La liste des attraits du centre aquatique projeté a de quoi faire rêver: deux piscines intérieures, un bassin extérieur avec accès de type plage, des tremplins, une glissade, des spas, des saunas et des jeux d'eau.

Édifier une telle infrastructure commande bien évidemment un important investissement: autour de 30 millions de dollars selon les estimations.

Le montage financier du projet de centre aquatique tel que présenté aux Granbyens cette semaine semble tout à fait raisonnable.

La charge fiscale imposée aux propriétaires de Granby, soit une contribution approximative de 30 $ par an sur une période de 20 ans pour une résidence évaluée à 222 000 $, n'a rien d'exagérée.

Mais tout cela tient dans la mesure où les autres paliers gouvernementaux mettent également l'épaule à la roue.

Une nécessité

La nécessité de remplacer la piscine Miner ne fait plus aucun doute. Comme l'illustrait le reportage publié dans notre édition de samedi dernier, presque tout y serait à refaire. Un investissement minimal de 10 millions de dollars, et une fermeture de plusieurs mois seraient nécessaires pour mettre à niveau l'actuel équipement.

Et dans le cas d'une rénovation de la piscine Miner, difficile de contrôler l'agenda: un bris majeur entraînant la fermeture immédiate de la piscine pourrait survenir à tout moment.

Malgré les millions de dollars investis, cela demeurerait une piscine datant des années 70 pour laquelle toute possibilité d'agrandissement est limitée et où les cases de stationnement sont fort peu nombreuses.

La seule avenue raisonnable est donc celle sur laquelle la Ville s'est engagée: la construction d'un édifice flambant neuf.

Mais la question se pose: Granby a-t-elle les moyens de s'offrir seule une piscine au coût de 30 millions de dollars si personne ne vient l'appuyer financièrement?

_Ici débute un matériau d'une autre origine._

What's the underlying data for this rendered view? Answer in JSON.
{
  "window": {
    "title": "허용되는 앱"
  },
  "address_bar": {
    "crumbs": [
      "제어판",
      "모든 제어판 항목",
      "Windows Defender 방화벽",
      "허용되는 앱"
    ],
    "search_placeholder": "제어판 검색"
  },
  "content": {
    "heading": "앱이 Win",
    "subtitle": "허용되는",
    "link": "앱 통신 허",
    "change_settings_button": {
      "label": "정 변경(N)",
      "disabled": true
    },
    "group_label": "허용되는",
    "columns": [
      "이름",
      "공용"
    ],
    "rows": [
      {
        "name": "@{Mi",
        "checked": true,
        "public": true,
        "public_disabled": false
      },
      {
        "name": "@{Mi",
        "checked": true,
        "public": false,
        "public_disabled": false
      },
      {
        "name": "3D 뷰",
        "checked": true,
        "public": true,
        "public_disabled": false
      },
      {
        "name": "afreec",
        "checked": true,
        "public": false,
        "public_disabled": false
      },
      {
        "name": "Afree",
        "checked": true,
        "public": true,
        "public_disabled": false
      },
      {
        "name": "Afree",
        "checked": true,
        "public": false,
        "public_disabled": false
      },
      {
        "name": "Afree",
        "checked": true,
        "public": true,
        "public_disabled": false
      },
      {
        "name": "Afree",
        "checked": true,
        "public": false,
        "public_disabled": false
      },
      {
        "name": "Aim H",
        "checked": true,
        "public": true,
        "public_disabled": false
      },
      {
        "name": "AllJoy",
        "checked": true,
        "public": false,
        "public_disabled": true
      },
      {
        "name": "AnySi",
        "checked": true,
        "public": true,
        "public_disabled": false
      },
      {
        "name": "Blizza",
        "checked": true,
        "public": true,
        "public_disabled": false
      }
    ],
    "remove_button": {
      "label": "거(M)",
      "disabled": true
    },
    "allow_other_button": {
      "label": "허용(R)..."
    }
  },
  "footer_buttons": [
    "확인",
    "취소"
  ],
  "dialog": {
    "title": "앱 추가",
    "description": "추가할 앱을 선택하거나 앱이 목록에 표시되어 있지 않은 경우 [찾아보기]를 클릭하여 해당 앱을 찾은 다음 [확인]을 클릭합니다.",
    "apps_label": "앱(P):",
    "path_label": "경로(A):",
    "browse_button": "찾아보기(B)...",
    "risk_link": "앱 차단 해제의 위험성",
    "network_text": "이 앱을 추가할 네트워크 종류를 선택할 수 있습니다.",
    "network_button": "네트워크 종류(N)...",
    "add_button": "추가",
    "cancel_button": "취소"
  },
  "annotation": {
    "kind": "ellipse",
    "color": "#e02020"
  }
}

Le maire Pascal Bonin a offert la seule bonne réponse possible à ce stade-ci en refusant de s'engager formellement à freiner la marche du projet ou à le poursuivre advenant que les gouvernements fédéral et provincial lui fassent faux bond.

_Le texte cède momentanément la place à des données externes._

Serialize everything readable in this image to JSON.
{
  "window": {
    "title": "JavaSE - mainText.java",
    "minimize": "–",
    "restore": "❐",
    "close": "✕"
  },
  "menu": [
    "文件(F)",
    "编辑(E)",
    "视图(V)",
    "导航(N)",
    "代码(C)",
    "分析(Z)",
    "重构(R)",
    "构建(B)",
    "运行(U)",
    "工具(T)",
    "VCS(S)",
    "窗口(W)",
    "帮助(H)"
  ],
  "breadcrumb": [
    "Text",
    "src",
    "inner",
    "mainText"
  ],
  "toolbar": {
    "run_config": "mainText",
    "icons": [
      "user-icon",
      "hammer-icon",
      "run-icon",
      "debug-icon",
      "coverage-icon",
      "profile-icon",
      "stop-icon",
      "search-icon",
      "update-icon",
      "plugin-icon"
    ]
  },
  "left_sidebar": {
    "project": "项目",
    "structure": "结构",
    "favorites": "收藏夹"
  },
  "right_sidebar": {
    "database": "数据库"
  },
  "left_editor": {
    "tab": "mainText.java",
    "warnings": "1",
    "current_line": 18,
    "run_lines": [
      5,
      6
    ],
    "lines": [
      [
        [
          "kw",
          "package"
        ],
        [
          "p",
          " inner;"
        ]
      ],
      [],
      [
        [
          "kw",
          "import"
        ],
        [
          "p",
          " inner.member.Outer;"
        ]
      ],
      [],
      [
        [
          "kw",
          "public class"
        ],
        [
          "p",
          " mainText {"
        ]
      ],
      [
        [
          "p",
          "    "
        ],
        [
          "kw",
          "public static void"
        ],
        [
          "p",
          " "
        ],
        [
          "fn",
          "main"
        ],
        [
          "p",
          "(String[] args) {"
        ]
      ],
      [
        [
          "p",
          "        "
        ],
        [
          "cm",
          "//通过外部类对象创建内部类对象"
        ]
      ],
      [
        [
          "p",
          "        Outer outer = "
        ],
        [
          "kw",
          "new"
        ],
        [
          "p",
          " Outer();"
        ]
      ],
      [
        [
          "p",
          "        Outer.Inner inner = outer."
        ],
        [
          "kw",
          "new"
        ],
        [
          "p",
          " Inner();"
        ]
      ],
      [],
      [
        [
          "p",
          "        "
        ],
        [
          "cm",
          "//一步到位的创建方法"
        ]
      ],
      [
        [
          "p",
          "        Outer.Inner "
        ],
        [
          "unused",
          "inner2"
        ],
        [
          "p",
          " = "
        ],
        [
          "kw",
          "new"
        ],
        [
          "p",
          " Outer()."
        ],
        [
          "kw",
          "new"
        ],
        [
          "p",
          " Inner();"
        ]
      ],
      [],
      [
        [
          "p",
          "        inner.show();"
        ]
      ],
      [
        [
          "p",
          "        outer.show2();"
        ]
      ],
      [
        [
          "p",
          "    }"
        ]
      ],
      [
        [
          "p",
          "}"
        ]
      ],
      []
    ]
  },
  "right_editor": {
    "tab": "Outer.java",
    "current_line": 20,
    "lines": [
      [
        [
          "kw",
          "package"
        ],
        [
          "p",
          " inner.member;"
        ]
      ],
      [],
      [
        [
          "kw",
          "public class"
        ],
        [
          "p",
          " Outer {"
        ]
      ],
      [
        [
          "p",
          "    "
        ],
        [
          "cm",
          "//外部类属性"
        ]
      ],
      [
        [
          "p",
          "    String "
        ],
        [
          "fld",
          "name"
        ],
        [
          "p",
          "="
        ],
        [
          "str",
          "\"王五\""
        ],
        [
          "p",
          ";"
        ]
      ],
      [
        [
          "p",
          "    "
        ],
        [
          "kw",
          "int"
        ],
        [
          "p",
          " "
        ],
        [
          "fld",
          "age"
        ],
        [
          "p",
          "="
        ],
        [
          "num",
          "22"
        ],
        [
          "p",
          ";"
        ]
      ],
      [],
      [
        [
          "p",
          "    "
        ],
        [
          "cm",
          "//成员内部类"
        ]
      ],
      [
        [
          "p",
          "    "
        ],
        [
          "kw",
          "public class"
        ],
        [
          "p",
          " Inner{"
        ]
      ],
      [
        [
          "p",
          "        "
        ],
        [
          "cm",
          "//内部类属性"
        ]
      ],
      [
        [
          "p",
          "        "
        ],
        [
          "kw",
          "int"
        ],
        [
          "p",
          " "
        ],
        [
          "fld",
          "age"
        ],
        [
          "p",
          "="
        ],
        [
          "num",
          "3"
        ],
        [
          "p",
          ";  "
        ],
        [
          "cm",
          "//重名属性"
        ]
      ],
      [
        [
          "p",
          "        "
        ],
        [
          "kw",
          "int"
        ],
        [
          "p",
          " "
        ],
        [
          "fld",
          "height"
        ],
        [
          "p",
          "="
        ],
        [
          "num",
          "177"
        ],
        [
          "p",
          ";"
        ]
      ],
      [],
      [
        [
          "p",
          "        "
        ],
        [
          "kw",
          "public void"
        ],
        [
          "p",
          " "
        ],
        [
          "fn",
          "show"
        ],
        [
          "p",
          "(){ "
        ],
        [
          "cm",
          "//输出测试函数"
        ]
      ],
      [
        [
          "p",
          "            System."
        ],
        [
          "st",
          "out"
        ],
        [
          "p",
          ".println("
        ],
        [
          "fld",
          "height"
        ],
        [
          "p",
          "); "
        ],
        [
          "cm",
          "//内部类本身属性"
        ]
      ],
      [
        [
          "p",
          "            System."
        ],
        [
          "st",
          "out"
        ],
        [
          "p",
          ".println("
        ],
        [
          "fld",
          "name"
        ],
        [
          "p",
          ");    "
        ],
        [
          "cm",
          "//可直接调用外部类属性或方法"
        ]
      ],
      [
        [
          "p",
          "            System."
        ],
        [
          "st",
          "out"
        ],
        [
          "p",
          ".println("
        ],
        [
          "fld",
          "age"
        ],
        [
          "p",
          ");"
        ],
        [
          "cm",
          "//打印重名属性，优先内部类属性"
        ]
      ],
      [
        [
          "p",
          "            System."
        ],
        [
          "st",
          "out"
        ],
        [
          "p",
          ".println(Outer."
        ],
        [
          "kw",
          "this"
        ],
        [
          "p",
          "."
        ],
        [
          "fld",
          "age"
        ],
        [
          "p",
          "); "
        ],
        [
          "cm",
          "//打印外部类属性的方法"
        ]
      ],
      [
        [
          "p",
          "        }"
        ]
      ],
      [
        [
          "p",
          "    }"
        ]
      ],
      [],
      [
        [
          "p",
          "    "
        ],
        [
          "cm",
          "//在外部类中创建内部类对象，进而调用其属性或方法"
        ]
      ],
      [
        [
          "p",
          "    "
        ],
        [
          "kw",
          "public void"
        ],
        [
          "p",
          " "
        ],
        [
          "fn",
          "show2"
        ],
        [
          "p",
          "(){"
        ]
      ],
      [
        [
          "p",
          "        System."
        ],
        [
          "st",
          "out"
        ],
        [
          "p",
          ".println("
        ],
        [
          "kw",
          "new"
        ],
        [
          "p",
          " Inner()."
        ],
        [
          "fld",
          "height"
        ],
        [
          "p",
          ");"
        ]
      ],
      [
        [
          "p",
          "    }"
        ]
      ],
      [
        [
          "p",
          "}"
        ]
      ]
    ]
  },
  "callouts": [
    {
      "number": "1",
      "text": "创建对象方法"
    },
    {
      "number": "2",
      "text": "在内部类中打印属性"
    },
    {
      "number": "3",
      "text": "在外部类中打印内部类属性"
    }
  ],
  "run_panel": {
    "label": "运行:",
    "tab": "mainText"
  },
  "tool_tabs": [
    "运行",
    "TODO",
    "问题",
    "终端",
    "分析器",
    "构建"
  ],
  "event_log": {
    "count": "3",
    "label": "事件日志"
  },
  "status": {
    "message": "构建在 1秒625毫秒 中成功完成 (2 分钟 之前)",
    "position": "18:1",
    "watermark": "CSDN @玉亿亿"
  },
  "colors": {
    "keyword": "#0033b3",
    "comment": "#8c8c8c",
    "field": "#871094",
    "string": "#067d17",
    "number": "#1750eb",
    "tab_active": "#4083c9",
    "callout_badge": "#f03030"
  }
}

Il a simplement dit qu'il reviendrait devant la population si cela s'avérait nécessaire. Car ultimement, ce sera aux contribuables de Granby de décider s'ils veulent de ce projet. Et son acceptabilité pourrait être grandement compromise si les subventions espérées ne viennent jamais.

Porter le ballon

Pascal Bonin aura donc la tâche d'attirer suffisamment l'attention de Québec et d'Ottawa pour voir ce projet, que l'on peut d'ores et déjà identifier comme faisant partie du legs qu'il compte laisser aux Granbyens au terme de sa carrière politique, se concrétiser.

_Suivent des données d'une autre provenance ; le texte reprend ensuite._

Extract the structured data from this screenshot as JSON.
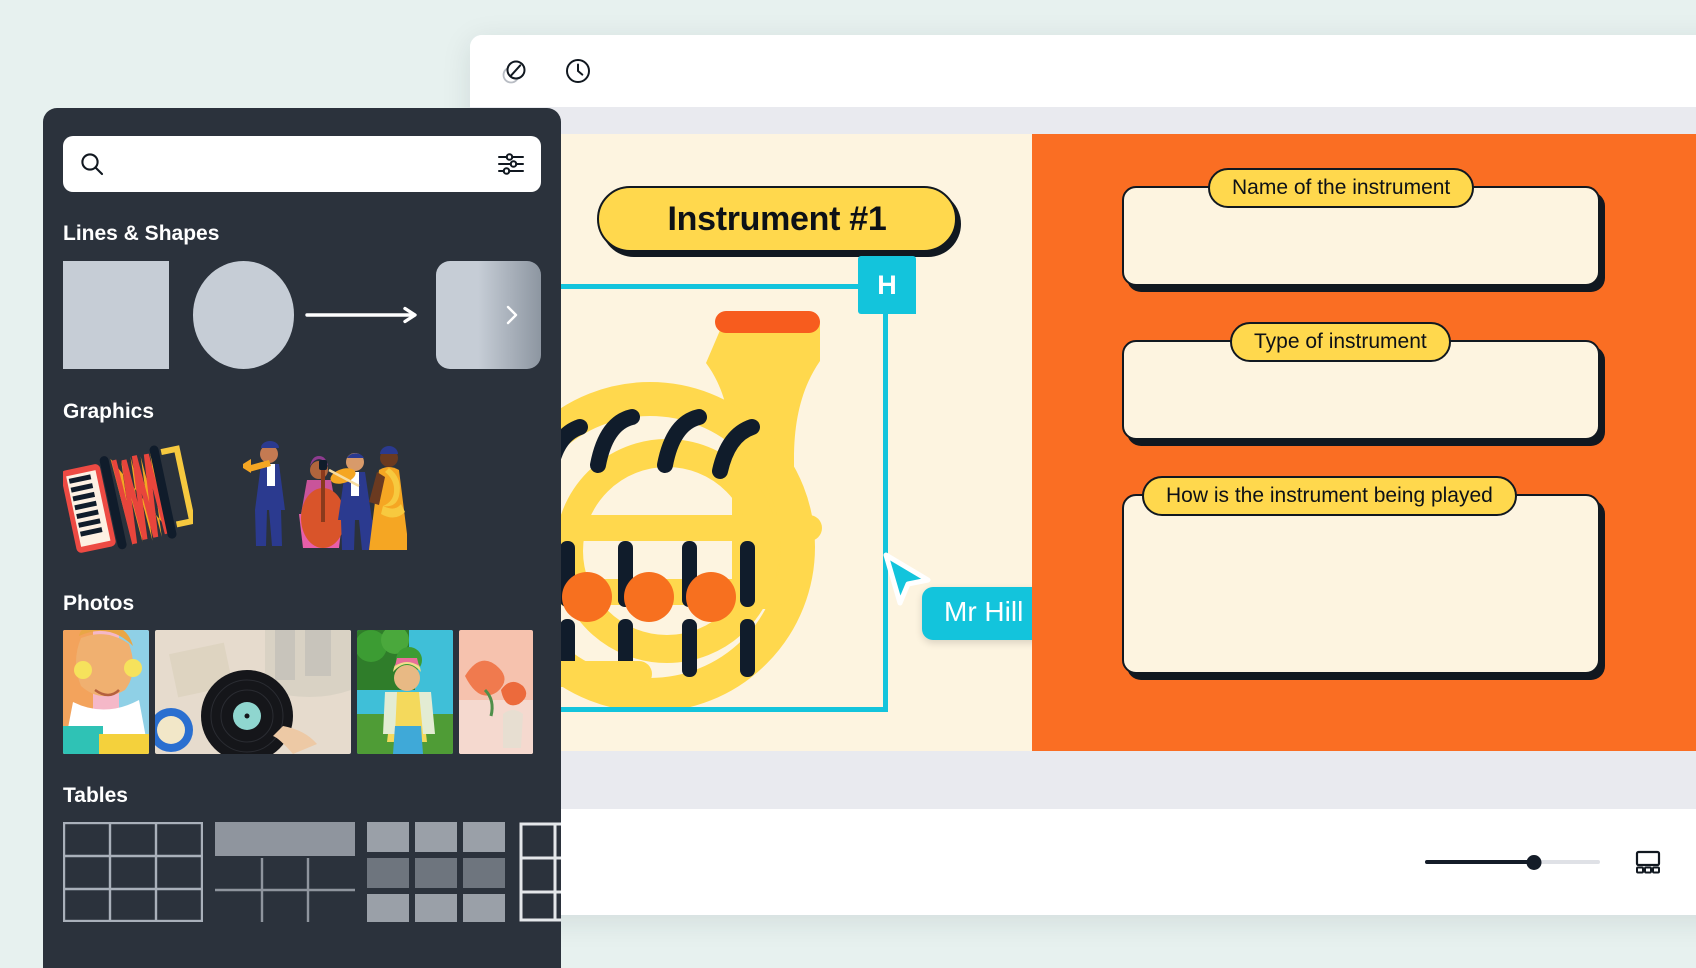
{
  "colors": {
    "page_bg": "#e7f1ef",
    "panel_bg": "#2b323c",
    "canvas_cream": "#fdf4e0",
    "accent_orange": "#fa6e23",
    "accent_yellow": "#ffd84d",
    "accent_cyan": "#13c4dc",
    "ink": "#111820"
  },
  "toolbar": {
    "duplicate_label": "duplicate-icon",
    "history_label": "history-clock-icon"
  },
  "slide": {
    "title": "Instrument #1",
    "fields": [
      {
        "label": "Name of the instrument",
        "value": ""
      },
      {
        "label": "Type of instrument",
        "value": ""
      },
      {
        "label": "How is the instrument being played",
        "value": ""
      }
    ],
    "collaborator": {
      "name": "Mr Hill",
      "initial": "H"
    }
  },
  "bottom_bar": {
    "zoom_percent": 62,
    "grid_view_label": "slides-grid-icon",
    "fullscreen_label": "present-fullscreen-icon"
  },
  "side_panel": {
    "search": {
      "value": "",
      "placeholder": "",
      "search_icon": "search-icon",
      "filter_icon": "sliders-filter-icon"
    },
    "sections": [
      {
        "title": "Lines & Shapes",
        "items": [
          {
            "name": "square-shape"
          },
          {
            "name": "circle-shape"
          },
          {
            "name": "arrow-line-shape"
          },
          {
            "name": "rounded-rect-shape"
          }
        ],
        "next_icon": "chevron-right-icon"
      },
      {
        "title": "Graphics",
        "items": [
          {
            "name": "accordion-graphic"
          },
          {
            "name": "musicians-band-graphic"
          }
        ]
      },
      {
        "title": "Photos",
        "items": [
          {
            "name": "photo-woman-earrings"
          },
          {
            "name": "photo-vinyl-record"
          },
          {
            "name": "photo-woman-outdoors"
          },
          {
            "name": "photo-peach-flowers"
          }
        ]
      },
      {
        "title": "Tables",
        "items": [
          {
            "name": "table-plain-grid"
          },
          {
            "name": "table-header-row"
          },
          {
            "name": "table-striped"
          },
          {
            "name": "table-outline"
          }
        ]
      }
    ]
  }
}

Les députés François Bonnardel et Réjean Genest auront aussi fort à faire à ce chapitre.

Et si en bout de piste l'argent ne vient pas de plus haut, peut-être faudra-t-il regarder autour de Granby.

La piscine Miner sert déjà à des résidents de villes voisines en vertu d'ententes entre ces municipalités. Un partage du fardeau financier avec les autres villes et villages de la région pourrait sans aucun doute être envisagé.

Car après tout, le projet tel qu'il est n'a pas que des allures de piscine municipale, mais plutôt de centre aquatique régional. Pourquoi la région ne se mobiliserait-elle pas toute entière afin de le voir se réaliser?